In the coming months, the US has the almost impossible task of slowing domestic consumer spending wi...
In the coming months, the US has the almost impossible task of slowing domestic consumer spending without damaging broader economic growth, according to Bill Mott, UK strategic advisor at Credit Suisse Asset Management.
The problem is that even if the authorities manage to achieve their goal, a positive outcome has already been largely discounted by the markets.
He feels that the US government and the Federal Reserve have probably reached the limit of the help they can offer the economy through fiscal and monetary stimulus, both of which are at unprecedented levels.
"If fiscal and monetary stimulus continues, the Fed risks falling behind the curve," Mott warns. "That would see inflation leap and a real collapse in the dollar. If the Fed hikes interest rates, consumer spending will stop and the economy will stumble.

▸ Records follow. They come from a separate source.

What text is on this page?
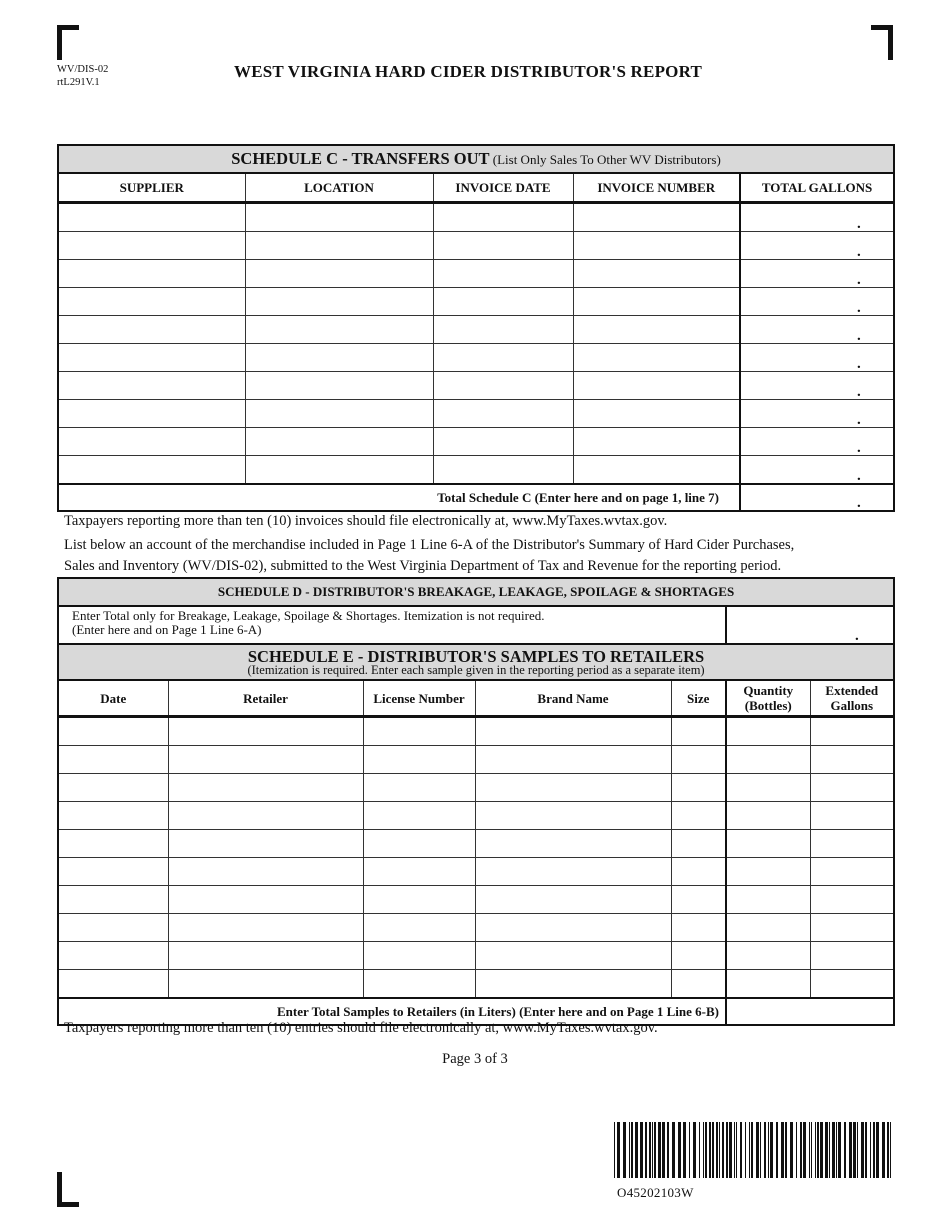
WV/DIS-02
rtL291V.1
WEST VIRGINIA HARD CIDER DISTRIBUTOR'S REPORT
SCHEDULE C - TRANSFERS OUT (List Only Sales To Other WV Distributors)				
SUPPLIER	LOCATION	INVOICE DATE	INVOICE NUMBER	TOTAL GALLONS

				.

				.

				.

				.

				.

				.

				.

				.

				.

				.

Total Schedule C (Enter here and on page 1, line 7)				.
Taxpayers reporting more than ten (10) invoices should file electronically at, www.MyTaxes.wvtax.gov.
List below an account of the merchandise included in Page 1 Line 6-A of the Distributor's Summary of Hard Cider Purchases,
Sales and Inventory (WV/DIS-02), submitted to the West Virginia Department of Tax and Revenue for the reporting period.
SCHEDULE D - DISTRIBUTOR'S BREAKAGE, LEAKAGE, SPOILAGE & SHORTAGES						

Enter Total only for Breakage, Leakage, Spoilage & Shortages. Itemization is not required.
(Enter here and on Page 1 Line 6-A)					.	

SCHEDULE E - DISTRIBUTOR'S SAMPLES TO RETAILERS
(Itemization is required. Enter each sample given in the reporting period as a separate item)						

Date	Retailer	License Number	Brand Name	Size	Quantity (Bottles)	Extended Gallons

Enter Total Samples to Retailers (in Liters) (Enter here and on Page 1 Line 6-B)						
Taxpayers reporting more than ten (10) entries should file electronically at, www.MyTaxes.wvtax.gov.
Page 3 of 3
O45202103W
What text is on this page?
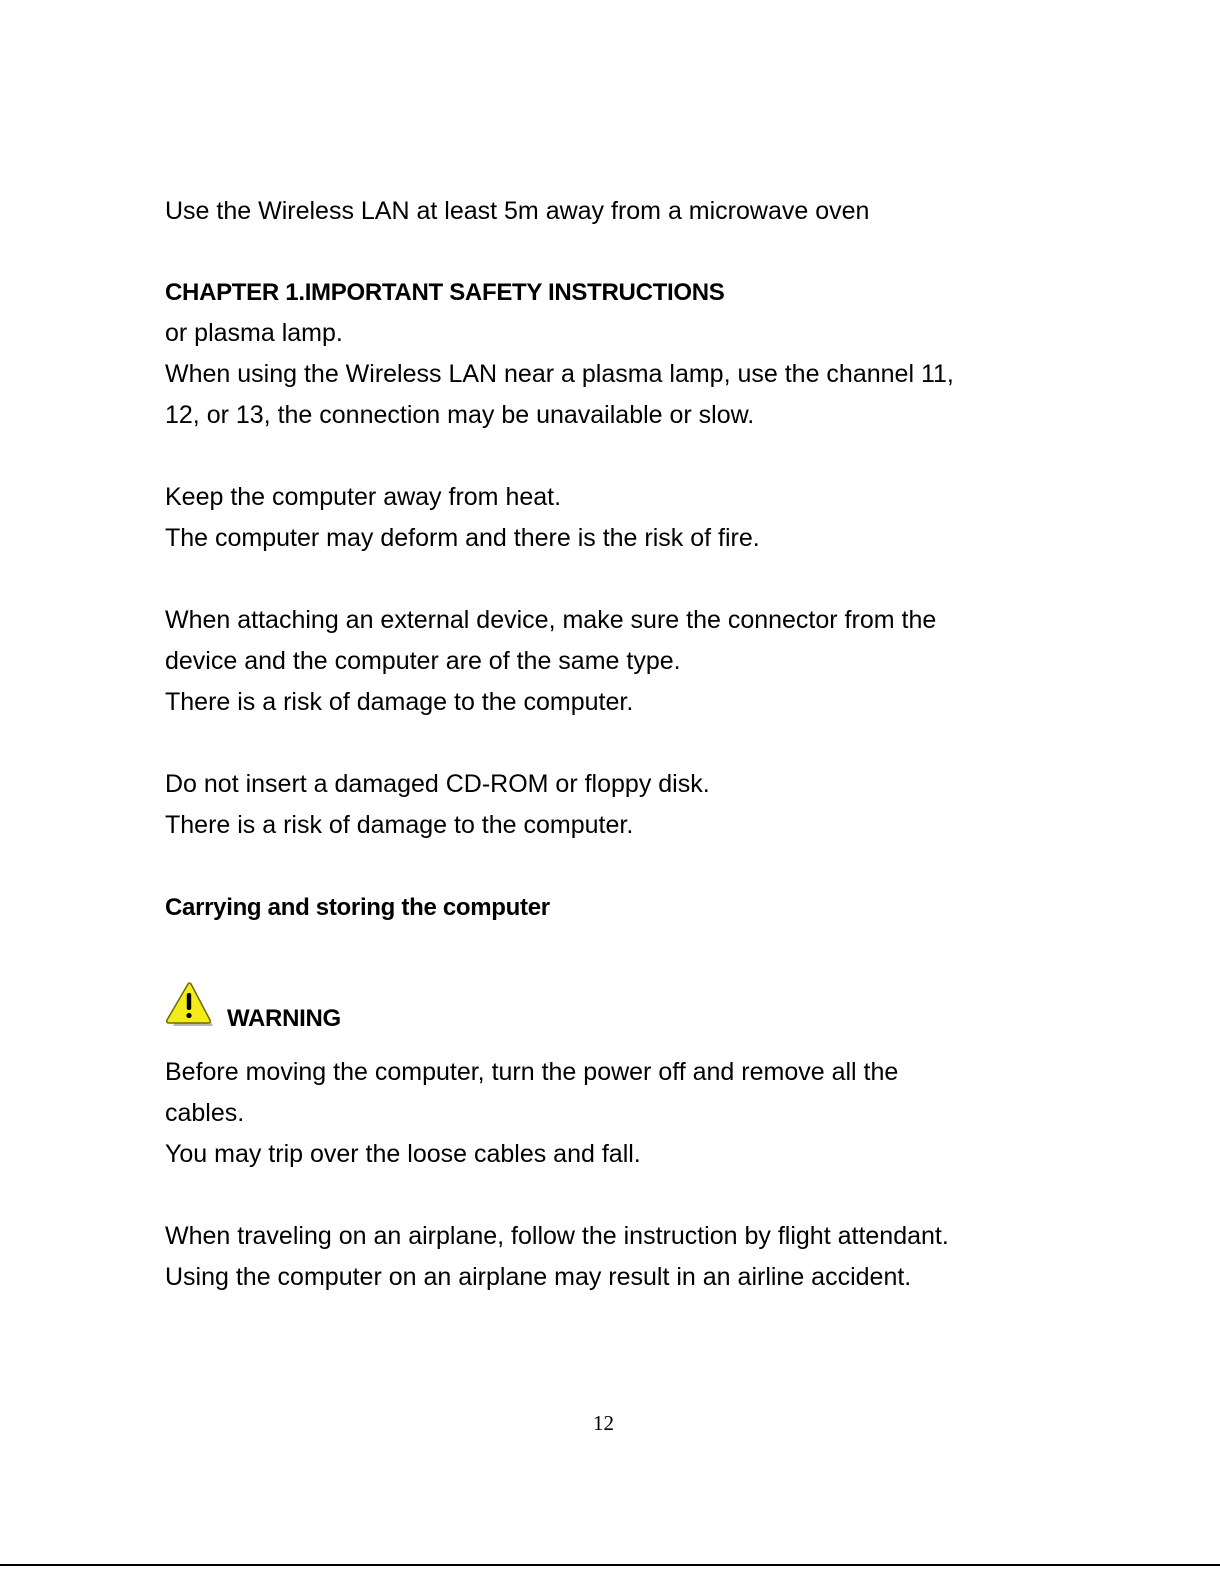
Use the Wireless LAN at least 5m away from a microwave oven
CHAPTER 1.IMPORTANT SAFETY INSTRUCTIONS
or plasma lamp.
When using the Wireless LAN near a plasma lamp, use the channel 11,
12, or 13, the connection may be unavailable or slow.
Keep the computer away from heat.
The computer may deform and there is the risk of fire.
When attaching an external device, make sure the connector from the
device and the computer are of the same type.
There is a risk of damage to the computer.
Do not insert a damaged CD-ROM or floppy disk.
There is a risk of damage to the computer.
Carrying and storing the computer
WARNING
Before moving the computer, turn the power off and remove all the
cables.
You may trip over the loose cables and fall.
When traveling on an airplane, follow the instruction by flight attendant.
Using the computer on an airplane may result in an airline accident.
12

"There is still massive overcapacity, while the global recovery is not yet assured. We see an attritional sideways market for several years, or a serious setback for the US."
However, asset managers at Invesco Perpetual believe there is a lot of bull in this bear market, and draw parallels between now and the early 1990s.
"Then investors were coping with the US savings and loan crisis, financial scandals surrounding Michael Milken and Ivan Boeksy, the bombing of the Pan Am flight over Lockerbie and an imminent war in Iraq," notes fund manager Ian Brady. "A decade later we are recovering from the 'tech wreck", the consequences of the September 11 bombing in New York, corporate malfeasance and another war in Iraq."
The collapse in capital expenditure in the last three years is another parallel with the 1980s, but only 18 months after a supposed corporate credit crunch, free cashflow margin and real cashflow yield is at a 50-year high, Brady adds. In the corporate sector, capital spending as a share of revenues and property, plant and equipment is at a historic low.
"Corporate US is in good shape," he says. "But the consumer outlook is less clear. There has been record spending in the last 18 months and debt is at all time high."
Thomas Diggenan at UBS Global Asset Management is cautiously optimistic about the US equity market, which he feels is close to fair value at the moment. He is keen to emphasise that investors should not be distracted by the political noise that typically precedes a presidential election.
"The market is close to its pre-bubble peak and we would rather be here than where we were four years ago, because there is more opportunity to outperform," Diggenan says.
He believes the US Federal Reserve will to keep interest rates at their current historic low until employment strengthens. US corporate profits continue to improve, despite warnings of a dip in the future.
"We heard that warning in 2003 and the market ended up by 30%. The fact is, the outlook is never as good as it looks at the top and never as bad as it looks at the bottom. The quality of earnings from 1998 to 2000 was very poor, but that was written off in 2000/01."